Deadline

Ainda dá tempo? Com sorte ainda dá tempo de adiar mais um pouco e correr pra longe disso. Disso o quê? Disso, ué. Disso que eu preciso fazer, mas tenho medo e escondo o medo até de mim mesmo. Com sorte ainda dá tempo. Tempo de fingir que não tenho tempo. Tempo de negar o tempo que tenho pra fazer. Acho que dá tempo sim, e como eu tenho sorte, muita sorte, vou conseguir empurrar até o último minuto e entregar no último segundo do prazo final, assim como eu fazia com todos os trabalhos na escola e na faculdade, porque eu sempre confiei muito no meu taco. 

Qual taco? O taco de escrever bem. A facilidade de conseguir expressar rápido e com clareza as coisas. Os professores gostavam, era dez, sempre. E eu seguia me achando. Dizia pra todo mundo: mas eu nem estudei! Só dei uma lida rápida no ônibus vindo pra cá. Era isso, eu era bom. Eu sou bom. Bom nisso aqui e naquilo lá também. 

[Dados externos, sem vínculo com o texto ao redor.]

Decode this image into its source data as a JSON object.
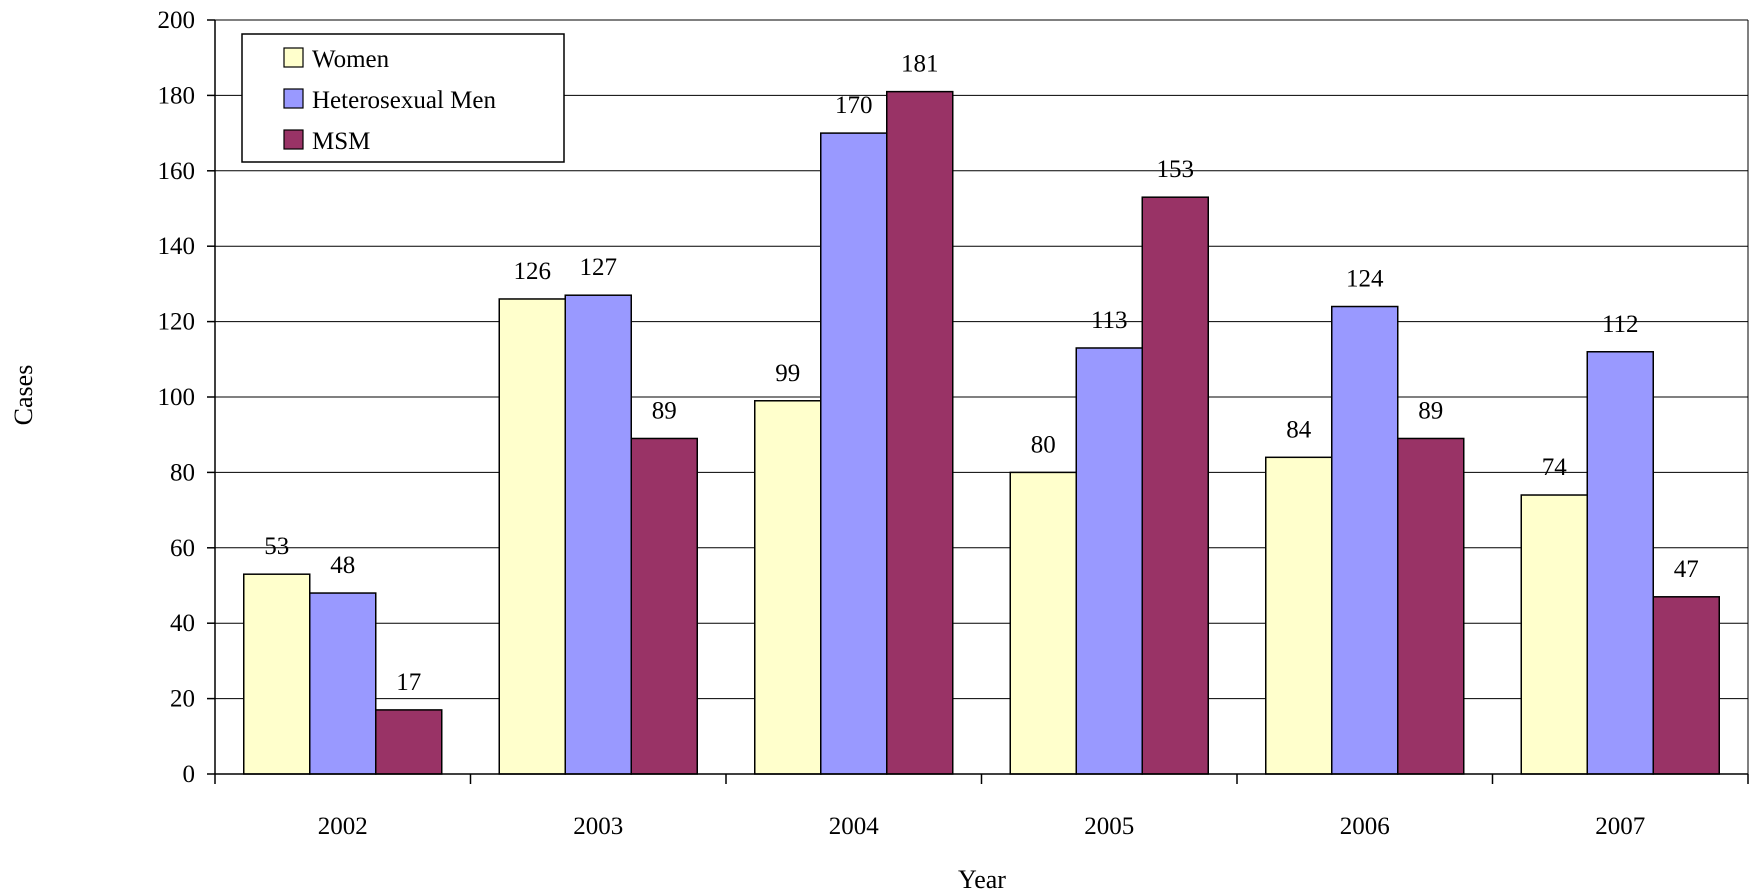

Mas é naquilo lá que eu me perco, paraliso. Porque tenho medo do que o medo tem a me dizer. Das verdades que eu escondo e me afasto quando todo mundo me cerca e diz “você deveria mostrar isso” , “você deveria postar mais”, “posta isso”, “o mundo precisa ver isso”. E as frases vão se aglomerando e ficando grandes e me diminuindo e eu pequeno cercado pelos achismos dos outros que só querem me ver bem. E a consciência… A consciência de saber-se alguma coisa traz o peso de fazer algo com esse alguma coisa, algo grande e bom o suficiente. E pra ser bom o suficiente eu preciso estar à altura, o mundo precisa estar à altura, os planetas precisam estar alinhados, meus chakras precisam estar limpos e igualmente alinhados, minha mente precisa estar límpida, plena e consciente, o ambiente, o mundo, as guerras, tudo precisa estar perfeito pra eu começar. 

Você sabe que nada nunca vai tá perfeito, né? Sei, sim. Por isso resolvi começar agora. Não quero esperar a sineta da aula tocar pra eu poder perceber que poderia ter feito um trabalho bem melhor por não ter começado quando deveria. Hoje.